Proses hilirisasi ini tidak terlepas dari berbagai kendala, terutama terkait peraturan yang tidak sinkron antara sektor-sektor yang berbeda. Didiek berharap pemerintah memberikan perhatian lebih agar hasil riset yang dihasilkan oleh anak bangsa dapat memberikan dampak positif bagi masyarakat. Sejak tahun 2019 hingga 2023, AII telah membantu 45 invensi dari riset GRS untuk mendapatkan komitmen dari industri.

Berikut adalah poin-poin penting mengenai perkembangan hilirisasi hasil riset GRS:

  1. Jumlah Invensi: Dari 16 invensi yang diteliti, lebih dari separuhnya telah siap untuk hilirisasi.

  2. Letter of Intent (LoI): 9 invensi telah memperoleh LoI, yang memfasilitasi langkah lanjut dalam komersialisasi.

  3. Perjanjian NDA: 4 invensi menandatangani NDA, sedangkan 2 lainnya dalam proses. NDA ini berfungsi untuk melindungi kerahasiaan teknologi dari pihak ketiga.

  4. Tantangan Komersialisasi: Proses tidak selalu berjalan mulus karena memerlukan dana dan banyak perhatian terhadap detail, dari pemrosesan hingga pemasaran produk.

Mohammad Alfansyah, Direktur Penyaluran Dana BPDP, menambahkan bahwa meskipun perubahan nomenklatur dari BPDPKS menjadi BPDP terjadi, program pengembangan riset tetap berjalan dengan baik. Bidang penelitian kini lebih luas, mencakup kelapa, cocoa, dan karet. Oleh karena itu, para inventor kini bisa mengajukan proposal riset untuk dukungan pendanaan.

Dia mengungkapkan, “Tidak ada alokasi khusus untuk dana penelitian, angka tergantung proposal yang diajukan. Namun, tahun lalu anggaran mungkin sekitar Rp90 miliar.”
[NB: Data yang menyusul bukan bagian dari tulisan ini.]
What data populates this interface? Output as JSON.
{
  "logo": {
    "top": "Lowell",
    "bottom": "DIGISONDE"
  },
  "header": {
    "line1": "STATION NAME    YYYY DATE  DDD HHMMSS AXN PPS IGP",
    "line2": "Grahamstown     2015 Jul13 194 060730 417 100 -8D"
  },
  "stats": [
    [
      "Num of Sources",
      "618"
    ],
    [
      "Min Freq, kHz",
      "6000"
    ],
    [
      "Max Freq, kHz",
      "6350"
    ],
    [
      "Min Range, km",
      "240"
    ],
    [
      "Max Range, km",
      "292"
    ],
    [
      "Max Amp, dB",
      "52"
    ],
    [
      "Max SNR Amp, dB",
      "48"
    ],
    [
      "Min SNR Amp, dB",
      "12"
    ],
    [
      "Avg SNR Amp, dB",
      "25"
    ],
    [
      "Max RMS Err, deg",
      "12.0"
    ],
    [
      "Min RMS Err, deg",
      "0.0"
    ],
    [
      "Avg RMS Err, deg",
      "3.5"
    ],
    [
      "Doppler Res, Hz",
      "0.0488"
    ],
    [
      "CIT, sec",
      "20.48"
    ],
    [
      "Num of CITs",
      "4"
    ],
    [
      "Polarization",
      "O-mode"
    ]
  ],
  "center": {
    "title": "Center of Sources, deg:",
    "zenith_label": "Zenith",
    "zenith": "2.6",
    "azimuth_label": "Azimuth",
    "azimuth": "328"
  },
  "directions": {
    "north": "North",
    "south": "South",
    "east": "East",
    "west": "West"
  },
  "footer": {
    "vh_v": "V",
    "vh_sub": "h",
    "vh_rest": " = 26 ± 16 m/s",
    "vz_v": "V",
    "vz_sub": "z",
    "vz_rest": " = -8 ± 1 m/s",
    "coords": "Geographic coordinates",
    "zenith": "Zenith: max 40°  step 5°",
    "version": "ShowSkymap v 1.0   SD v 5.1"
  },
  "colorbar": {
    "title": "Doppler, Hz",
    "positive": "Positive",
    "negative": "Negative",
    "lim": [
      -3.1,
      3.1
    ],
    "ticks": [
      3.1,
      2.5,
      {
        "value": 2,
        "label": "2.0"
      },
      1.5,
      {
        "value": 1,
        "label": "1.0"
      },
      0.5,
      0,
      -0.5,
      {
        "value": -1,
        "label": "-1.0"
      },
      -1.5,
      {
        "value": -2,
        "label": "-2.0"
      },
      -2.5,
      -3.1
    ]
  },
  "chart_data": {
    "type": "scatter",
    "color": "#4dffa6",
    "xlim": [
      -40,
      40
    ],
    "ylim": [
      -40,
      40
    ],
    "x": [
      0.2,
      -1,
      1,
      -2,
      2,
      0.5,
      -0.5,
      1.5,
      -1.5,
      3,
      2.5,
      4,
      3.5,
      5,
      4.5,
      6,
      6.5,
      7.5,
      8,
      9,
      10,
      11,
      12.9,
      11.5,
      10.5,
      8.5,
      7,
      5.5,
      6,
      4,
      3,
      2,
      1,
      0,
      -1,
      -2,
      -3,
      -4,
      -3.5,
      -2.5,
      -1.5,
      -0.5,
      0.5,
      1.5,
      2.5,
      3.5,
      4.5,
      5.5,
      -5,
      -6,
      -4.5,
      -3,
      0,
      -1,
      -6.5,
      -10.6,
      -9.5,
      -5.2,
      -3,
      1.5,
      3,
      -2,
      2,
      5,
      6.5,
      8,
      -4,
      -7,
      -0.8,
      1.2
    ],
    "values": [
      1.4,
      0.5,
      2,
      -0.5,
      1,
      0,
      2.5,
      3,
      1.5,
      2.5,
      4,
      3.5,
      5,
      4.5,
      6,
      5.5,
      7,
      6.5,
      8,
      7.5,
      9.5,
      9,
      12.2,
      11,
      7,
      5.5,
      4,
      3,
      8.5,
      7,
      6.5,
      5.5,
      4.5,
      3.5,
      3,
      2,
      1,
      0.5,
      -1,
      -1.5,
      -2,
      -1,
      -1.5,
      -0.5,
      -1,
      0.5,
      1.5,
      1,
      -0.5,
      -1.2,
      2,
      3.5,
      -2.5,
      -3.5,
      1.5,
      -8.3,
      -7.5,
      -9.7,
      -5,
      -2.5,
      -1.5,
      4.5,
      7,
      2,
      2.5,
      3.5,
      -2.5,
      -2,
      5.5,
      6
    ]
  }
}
Alfansyah menegaskan pentingnya penelitian ini, terutama dalam menghadapi tantangan global dan meningkatkan daya saing produk berbasis kelapa sawit. Direktur Industri Hasil Hutan dan Perkebunan, Lila Harsya Bakhtiar, juga memberikan dukungannya terhadap acara ini dengan menekankan pentingnya komersialisasi riset untuk memperkuat ekonomi nasional.

Lila mencatat, dengan hilirisasi yang baik, Indonesia kini telah mengekspor lebih dari 93 persen produk kelapa sawit dalam bentuk olahan. Hal ini menjadi indikator positif bagi pengembangan industri sawit ke depan.

CEO Agro Investama Group, Petrus Tjandra, berbagi pengalaman mengenai penggunaan alat Torsiplus, sebuah inovasi yang dapat menghemat penggunaan bahan bakar hingga 30 persen. Dia optimis alat ini bisa di produksi masal, mendukung penghematan biaya dan menurunkan emisi gas rumah kaca.

Dengan keberhasilan sosialisasi hasil riset GRS 2021-2023 ini, jelas bahwa inovasi dan kolaborasi antara inventor dengan pihak industri dan pemerintahan merupakan kunci menuju hilirisasi yang sukses, serta mendorong pemanfaatan hasil riset untuk kesejahteraan masyarakat dan keberlanjutan lingkungan.